North Tikotatahi Bay - credit Rakiura Hunter Camps Trust

Ray’s decades of dedication towards predator control on Rakiura

Predator Free Rakiura project member Ray Phillips has dedicated more than 30 years hunting, trapping predators, and maintaining hunting huts in the some of the most remote forests of Rakiura/Stewart Island.

The former president and current life member of the Southland Branch of the New Zealand Deerstalkers Association was introduced to the island through hunting in 1988.

“One of the things that came out of my first visit to the island in 1988 was my branch adopting two huts on Mason Bay, because a huge number of hunters arrive on Rakiura each year which puts a lot of pressure on campsites. Then, in September 1999, all interested parties met and decided that a permanent hunting hut would go a long way toward resolving most of the problems this pressure caused.” 

This meeting led to the formation of the Rakiura Hunter Camps Charitable Trust to manage the building and maintenance, and Ray has been a trustee since its inception. Today, the trust owns and maintains 18 huts on the island.

Hut at North Pegasus Bay. Photo credit: Rakiura Hunters Camp Trust

“The last hut was built at Little Hellfire Bay over five days in November 2018. It cost almost $40,000 to build, with all the labour input being voluntary. Apart from small grants from the Department of Conservation, Lotteries Commission, and the Community Trust of Southland when the project started in 1999, all the funding for these huts has come from hunters.”

Abrahams Bay Hut. Photo credit: Rakiura Hunters Camp Trust

In addition to this, Ray says the trust spends over $1000 annually on rat poison and cat/possum traps placed around each hut, with a further 18 KA2 Kats Traps to be placed by each hut later this year.

Inside Abrahams Bay Hut. Photo credit: Rakiura Hunters Camp Trust

“Hunting may have brought me to the island, but I believe we must also care for the environment we spend a lot of our recreational time in. I haven’t met a hunter that doesn’t want to get rid of the feral cats and rats.”

Ray’s passion for conserving Rakiura’s environment has also seen him volunteering on behalf of the Southland Deerstalkers’ club to help remove gorse at Mason Bay.  

Mason Bay

A firm believer in the value of volunteers, Ray played a major part in keeping the Southland Field Radio service going for more than more than 20 years until it ceased in 2009.

“I joined in 1984 and took over the position of Coordinator in 1987, managing the bookings and maintenance of the radios.

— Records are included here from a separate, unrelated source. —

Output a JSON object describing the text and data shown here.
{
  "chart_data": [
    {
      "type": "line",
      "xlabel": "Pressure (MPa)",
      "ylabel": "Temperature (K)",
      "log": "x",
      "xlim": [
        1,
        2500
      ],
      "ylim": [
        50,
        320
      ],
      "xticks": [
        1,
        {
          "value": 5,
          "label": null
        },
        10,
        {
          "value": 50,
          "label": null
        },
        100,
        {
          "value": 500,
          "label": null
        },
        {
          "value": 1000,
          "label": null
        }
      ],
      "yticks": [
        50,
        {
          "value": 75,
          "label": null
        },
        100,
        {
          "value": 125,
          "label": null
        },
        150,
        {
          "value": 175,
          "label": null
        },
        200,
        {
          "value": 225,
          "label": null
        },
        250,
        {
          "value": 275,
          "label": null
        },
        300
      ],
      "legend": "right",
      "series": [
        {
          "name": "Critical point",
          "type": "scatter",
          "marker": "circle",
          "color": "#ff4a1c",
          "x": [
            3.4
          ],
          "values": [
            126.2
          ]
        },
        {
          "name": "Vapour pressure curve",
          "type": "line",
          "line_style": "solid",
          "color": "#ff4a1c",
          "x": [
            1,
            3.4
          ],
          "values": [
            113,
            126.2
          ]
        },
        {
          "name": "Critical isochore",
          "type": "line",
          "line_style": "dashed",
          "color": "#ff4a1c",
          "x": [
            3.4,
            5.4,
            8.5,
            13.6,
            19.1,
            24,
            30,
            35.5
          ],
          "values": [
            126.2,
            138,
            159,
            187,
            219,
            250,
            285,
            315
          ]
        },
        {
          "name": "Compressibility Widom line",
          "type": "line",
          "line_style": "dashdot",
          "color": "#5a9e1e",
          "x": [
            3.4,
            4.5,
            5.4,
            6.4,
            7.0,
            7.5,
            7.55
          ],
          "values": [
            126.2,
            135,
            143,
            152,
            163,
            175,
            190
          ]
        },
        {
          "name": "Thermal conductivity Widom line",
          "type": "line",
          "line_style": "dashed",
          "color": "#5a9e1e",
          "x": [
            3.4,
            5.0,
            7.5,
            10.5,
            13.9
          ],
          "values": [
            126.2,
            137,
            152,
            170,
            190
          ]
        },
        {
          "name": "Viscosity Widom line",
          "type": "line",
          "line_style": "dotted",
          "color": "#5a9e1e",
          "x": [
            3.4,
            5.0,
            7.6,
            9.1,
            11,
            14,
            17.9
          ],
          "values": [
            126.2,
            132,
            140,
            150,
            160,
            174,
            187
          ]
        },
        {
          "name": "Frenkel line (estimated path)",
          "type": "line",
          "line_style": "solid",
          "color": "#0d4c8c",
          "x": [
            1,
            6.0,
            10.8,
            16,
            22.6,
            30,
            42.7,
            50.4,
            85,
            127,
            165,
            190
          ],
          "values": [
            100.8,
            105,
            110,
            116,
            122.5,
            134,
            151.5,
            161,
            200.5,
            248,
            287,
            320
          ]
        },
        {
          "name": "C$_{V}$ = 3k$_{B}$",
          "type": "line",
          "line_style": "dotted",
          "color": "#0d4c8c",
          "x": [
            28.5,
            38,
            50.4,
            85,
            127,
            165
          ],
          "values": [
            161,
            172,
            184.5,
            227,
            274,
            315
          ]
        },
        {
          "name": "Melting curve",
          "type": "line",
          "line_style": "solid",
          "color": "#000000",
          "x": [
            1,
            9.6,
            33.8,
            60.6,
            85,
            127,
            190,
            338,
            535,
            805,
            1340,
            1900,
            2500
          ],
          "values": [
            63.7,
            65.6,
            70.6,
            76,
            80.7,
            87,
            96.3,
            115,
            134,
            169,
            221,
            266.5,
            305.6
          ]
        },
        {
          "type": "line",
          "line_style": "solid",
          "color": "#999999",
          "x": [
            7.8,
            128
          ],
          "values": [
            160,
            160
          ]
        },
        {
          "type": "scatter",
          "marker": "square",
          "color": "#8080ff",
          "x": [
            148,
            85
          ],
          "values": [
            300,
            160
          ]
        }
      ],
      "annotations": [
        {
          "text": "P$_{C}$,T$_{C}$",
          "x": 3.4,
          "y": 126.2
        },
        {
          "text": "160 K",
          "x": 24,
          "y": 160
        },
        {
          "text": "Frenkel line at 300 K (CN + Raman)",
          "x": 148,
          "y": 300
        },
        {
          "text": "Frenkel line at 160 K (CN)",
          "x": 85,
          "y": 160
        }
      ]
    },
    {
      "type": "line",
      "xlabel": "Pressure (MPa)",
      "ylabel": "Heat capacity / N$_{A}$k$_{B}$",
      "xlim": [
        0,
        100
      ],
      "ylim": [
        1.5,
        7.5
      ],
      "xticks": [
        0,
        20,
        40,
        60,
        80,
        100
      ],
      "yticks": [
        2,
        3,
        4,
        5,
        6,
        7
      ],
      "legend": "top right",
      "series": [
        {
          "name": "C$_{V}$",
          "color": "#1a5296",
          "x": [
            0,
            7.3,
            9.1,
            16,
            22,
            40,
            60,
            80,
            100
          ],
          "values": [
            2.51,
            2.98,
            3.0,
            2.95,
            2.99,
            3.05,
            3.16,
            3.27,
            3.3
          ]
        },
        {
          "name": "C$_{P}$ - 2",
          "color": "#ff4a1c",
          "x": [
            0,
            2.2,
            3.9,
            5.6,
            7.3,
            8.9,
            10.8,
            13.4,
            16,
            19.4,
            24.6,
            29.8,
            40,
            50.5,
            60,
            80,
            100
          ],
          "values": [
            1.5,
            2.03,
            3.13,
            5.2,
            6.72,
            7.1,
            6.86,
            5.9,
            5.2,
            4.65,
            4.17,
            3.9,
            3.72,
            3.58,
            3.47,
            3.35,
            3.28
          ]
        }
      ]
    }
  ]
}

The service covered all of Fiordland and Rakiura, and by the time the service stopped, we had 74 sets which were all out in the field during the busy periods.

"These were used by hunters, trampers, kayakers, school groups, or anyone else needing radio service while out in the back country. This work gave me a huge insight into the people using our back country, which has in turn been tremendously useful for all my work on Rakiura.”